На заседании комитета времени для подобных глупостей не будет. Мендельсон, этот Караваджо для бедных, в начале двадцатых годов приобрел определенную известность благодаря скандальному сочетанию в его творчестве эротики и насилия. Панно завещали университету Джордж и Альма Бин, местная супружеская пара с дурным вкусом, кучей денег и без наследников. На полотне изображена пышная блондинка с обнаженной грудью и руками, связанными за спиной, которая с гордым стоицизмом встречает похотливый взгляд захватчика. Большая часть картины затемнена; один луч света падает на тело девушки, а второй освещает стену с охотничьими трофеями: медведями, львами, леопардами, с явным сочувствием взирающими на последнюю жертву злодея.

Университетские защитники животных умудрились собрать две тысячи пятьсот сорок восемь подписей под петицией с требованием немедленно снять панно. Я же не знаю, что и думать. Надо ли избавляться от картины только потому, что она оскорбляет чувства отдельной группы людей? И так ли меня это волнует? Сегодняшний вечер я бы предпочла провести дома, с мужем и детьми, за рагу из курицы в горшочке и настольной игрой.

Я звоню Майклу сообщить, что опоздаю, и спросить, будет ли он дома к возвращению детей.

– Конечно. А, нет. Подожди. Сегодня понедельник? Ох, детка, прости, не получится, – говорит он, одновременно жуя, судя по звукам, большую сочную лепешку буррито. – У меня встреча с судьей Блоком. Перенести нельзя. (Пауза.) А что это вообще за комитет?

Он, конечно, не хотел меня обидеть, однако вопрос раздражает. По следующим причинам:

1. Он показывает, что две недели назад, когда я рассказывала о дилемме с мендельсоновской картиной, Майкл меня не слушал.

2. Он имеет подтекст. Майкл, сознательно или нет, принизил значение моей работы в комитете. Невысказанный эпитет здесь “дебильный”, а именно: “Что это вообще за дебильный комитет?”

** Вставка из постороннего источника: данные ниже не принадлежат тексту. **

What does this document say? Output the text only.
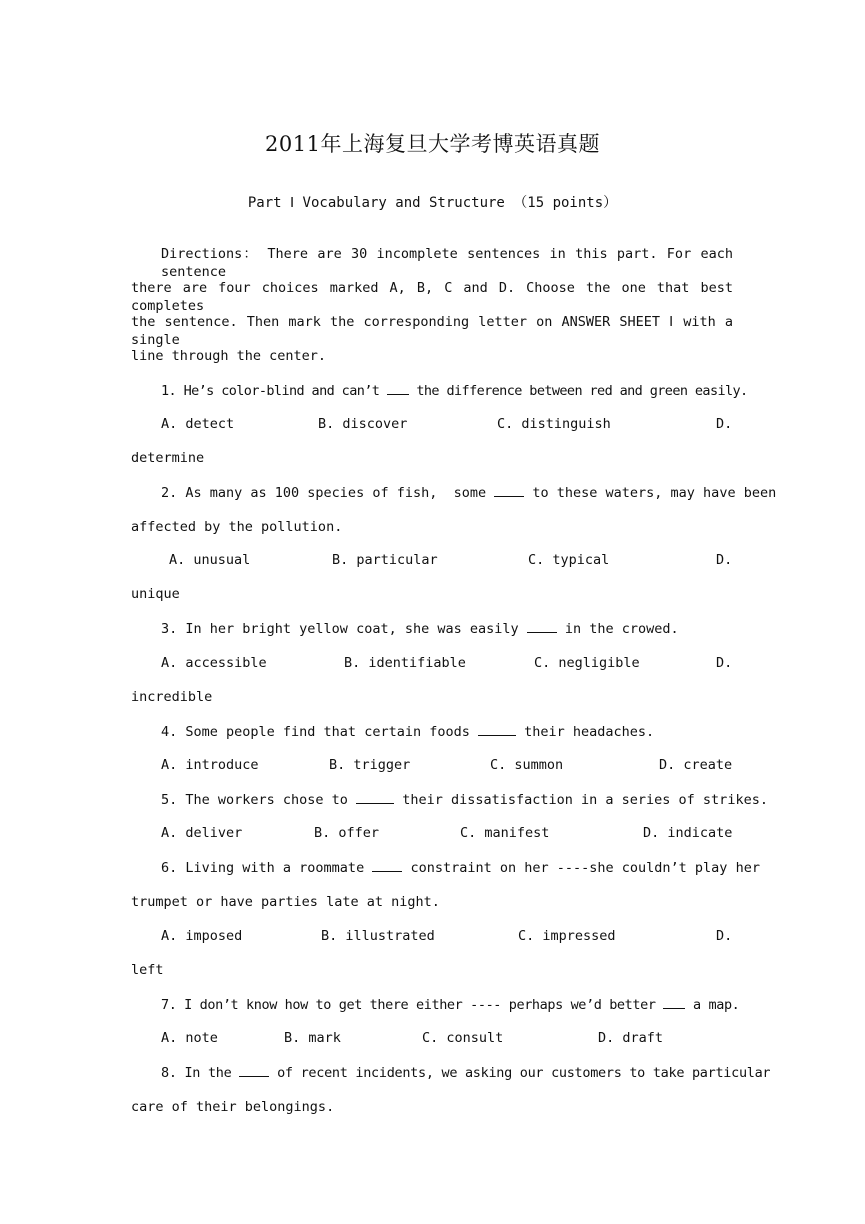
2011年上海复旦大学考博英语真题
Part Ⅰ Vocabulary and Structure （15 points）
Directions： There are 30 incomplete sentences in this part. For each sentence
there are four choices marked A, B, C and D. Choose the one that best completes
the sentence. Then mark the corresponding letter on ANSWER SHEET Ⅰ with a single
line through the center.
1. He’s color-blind and can’t  the difference between red and green easily.
A. detect	B. discover	C. distinguish	D.
determine
2. As many as 100 species of fish,  some  to these waters, may have been
affected by the pollution.
A. unusual	B. particular	C. typical	D.
unique
3. In her bright yellow coat, she was easily  in the crowed.
A. accessible	B. identifiable	C. negligible	D.
incredible
4. Some people find that certain foods	their headaches.
A. introduce	B. trigger	C. summon	D. create
5. The workers chose to	their dissatisfaction in a series of strikes.
A. deliver	B. offer	C. manifest	D. indicate
6. Living with a roommate  constraint on her ----she couldn’t play her
trumpet or have parties late at night.
A. imposed	B. illustrated	C. impressed	D.
left
7. I don’t know how to get there either ---- perhaps we’d better  a map.
A. note	B. mark	C. consult	D. draft
8. In the  of recent incidents, we asking our customers to take particular
care of their belongings.
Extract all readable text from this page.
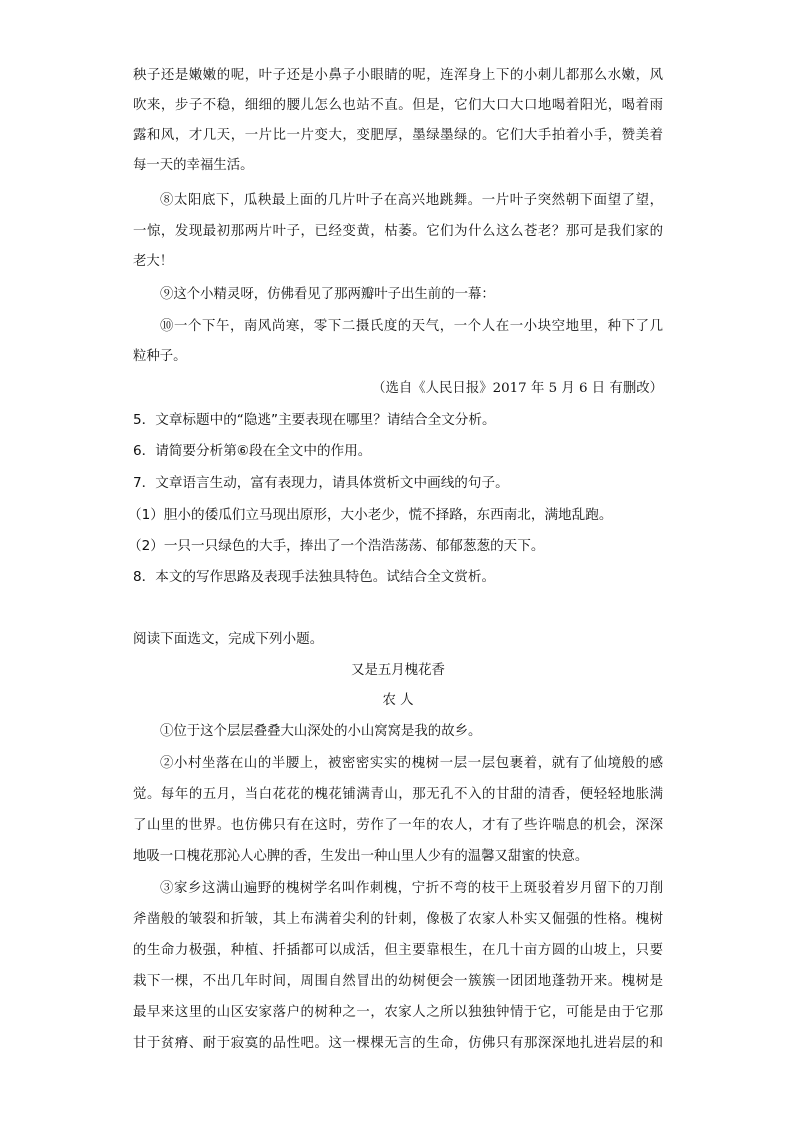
秧子还是嫩嫩的呢，叶子还是小鼻子小眼睛的呢，连浑身上下的小刺儿都那么水嫩，风
吹来，步子不稳，细细的腰儿怎么也站不直。但是，它们大口大口地喝着阳光，喝着雨
露和风，才几天，一片比一片变大，变肥厚，墨绿墨绿的。它们大手拍着小手，赞美着
每一天的幸福生活。
⑧太阳底下，瓜秧最上面的几片叶子在高兴地跳舞。一片叶子突然朝下面望了望，
一惊，发现最初那两片叶子，已经变黄，枯萎。它们为什么这么苍老？那可是我们家的
老大！
⑨这个小精灵呀，仿佛看见了那两瓣叶子出生前的一幕：
⑩一个下午，南风尚寒，零下二摄氏度的天气，一个人在一小块空地里，种下了几
粒种子。
（选自《人民日报》2017 年 5 月 6 日 有删改）
5．文章标题中的“隐逃”主要表现在哪里？请结合全文分析。
6．请简要分析第⑥段在全文中的作用。
7．文章语言生动，富有表现力，请具体赏析文中画线的句子。
（1）胆小的倭瓜们立马现出原形，大小老少，慌不择路，东西南北，满地乱跑。
（2）一只一只绿色的大手，捧出了一个浩浩荡荡、郁郁葱葱的天下。
8．本文的写作思路及表现手法独具特色。试结合全文赏析。
阅读下面选文，完成下列小题。
又是五月槐花香
农 人
①位于这个层层叠叠大山深处的小山窝窝是我的故乡。
②小村坐落在山的半腰上，被密密实实的槐树一层一层包裹着，就有了仙境般的感
觉。每年的五月，当白花花的槐花铺满青山，那无孔不入的甘甜的清香，便轻轻地胀满
了山里的世界。也仿佛只有在这时，劳作了一年的农人，才有了些许喘息的机会，深深
地吸一口槐花那沁人心脾的香，生发出一种山里人少有的温馨又甜蜜的快意。
③家乡这满山遍野的槐树学名叫作刺槐，宁折不弯的枝干上斑驳着岁月留下的刀削
斧凿般的皱裂和折皱，其上布满着尖利的针刺，像极了农家人朴实又倔强的性格。槐树
的生命力极强，种植、扦插都可以成活，但主要靠根生，在几十亩方圆的山坡上，只要
栽下一棵，不出几年时间，周围自然冒出的幼树便会一簇簇一团团地蓬勃开来。槐树是
最早来这里的山区安家落户的树种之一，农家人之所以独独钟情于它，可能是由于它那
甘于贫瘠、耐于寂寞的品性吧。这一棵棵无言的生命，仿佛只有那深深地扎进岩层的和
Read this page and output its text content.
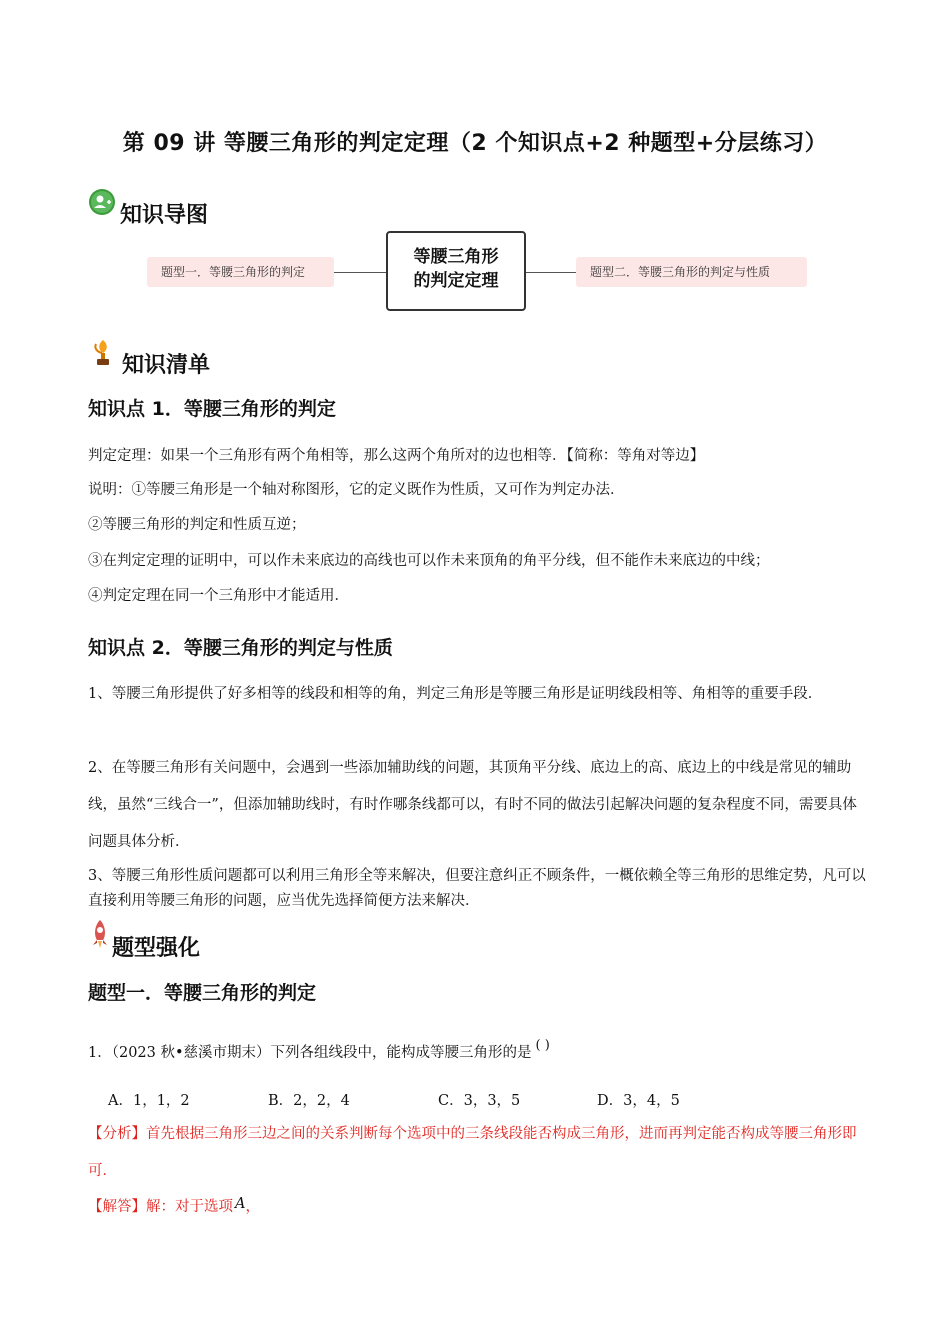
第 09 讲 等腰三角形的判定定理（2 个知识点+2 种题型+分层练习）
知识导图
题型一．等腰三角形的判定
等腰三角形
的判定定理	题型二．等腰三角形的判定与性质
知识清单
知识点 1．等腰三角形的判定
判定定理：如果一个三角形有两个角相等，那么这两个角所对的边也相等．【简称：等角对等边】
说明：①等腰三角形是一个轴对称图形，它的定义既作为性质，又可作为判定办法．
②等腰三角形的判定和性质互逆；
③在判定定理的证明中，可以作未来底边的高线也可以作未来顶角的角平分线，但不能作未来底边的中线；
④判定定理在同一个三角形中才能适用．
知识点 2．等腰三角形的判定与性质
1、等腰三角形提供了好多相等的线段和相等的角，判定三角形是等腰三角形是证明线段相等、角相等的重要手段．
2、在等腰三角形有关问题中，会遇到一些添加辅助线的问题，其顶角平分线、底边上的高、底边上的中线是常见的辅助线，虽然“三线合一”，但添加辅助线时，有时作哪条线都可以，有时不同的做法引起解决问题的复杂程度不同，需要具体问题具体分析．
3、等腰三角形性质问题都可以利用三角形全等来解决，但要注意纠正不顾条件，一概依赖全等三角形的思维定势，凡可以直接利用等腰三角形的问题，应当优先选择简便方法来解决．
题型强化
题型一．等腰三角形的判定
1．（2023 秋•慈溪市期末）下列各组线段中，能构成等腰三角形的是 ( )
A．1，1，2	B．2，2，4	C．3，3，5	D．3，4，5
【分析】首先根据三角形三边之间的关系判断每个选项中的三条线段能否构成三角形，进而再判定能否构成等腰三角形即可．
【解答】解：对于选项 A，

Хоть Майкл и говорит, будто гордится моей карьерой, я иногда думаю, что свою работу он ставит безусловно выше. А у меня так – что-то вроде хобби. Когда мы только поженились, это было для нас довольно болезненной темой. Пока мой муж учился в юридическом колледже, я днем работала в школе для детей с дислексией, а по вечерам четыре дня в неделю преподавала английский как иностранный, но тем не менее именно мне приходилось отпрашиваться и ждать электрика.

– Ничего, – говорю я. – Оставлю детей на продленке.

– Хорошо, киса. Позже созвонимся. (Пауза.) Эй! Кстати. Я вот что подумал. Может, уложим сегодня детей пораньше? Как тебе такая мысль?

Теоретически – весьма и весьма, но практически – почти неосуществимо, принимая во внимание суточные биоритмы Люси, неизменно препятствующие нашей сексуальной близости. После десяти вечера и никак не раньше нашу старшую дочь начинают интересовать такие экзистенциальные вопросы, как: для чего я родилась? что бывает после смерти? когда можно проколоть уши и сколько еще до этого осталось? Исключительно после десяти вечера у Люси внезапно появляются силы на то, чтобы разложить по местам бесчисленные кукольные причиндалы, заняться планированием следующего дня рождения или подсчетом своих родинок – причем все это требует моего непременного внимания, которое я, надо сказать, щедро ей уделяю. Майкл между тем вздыхает, ждет и в конце концов засыпает.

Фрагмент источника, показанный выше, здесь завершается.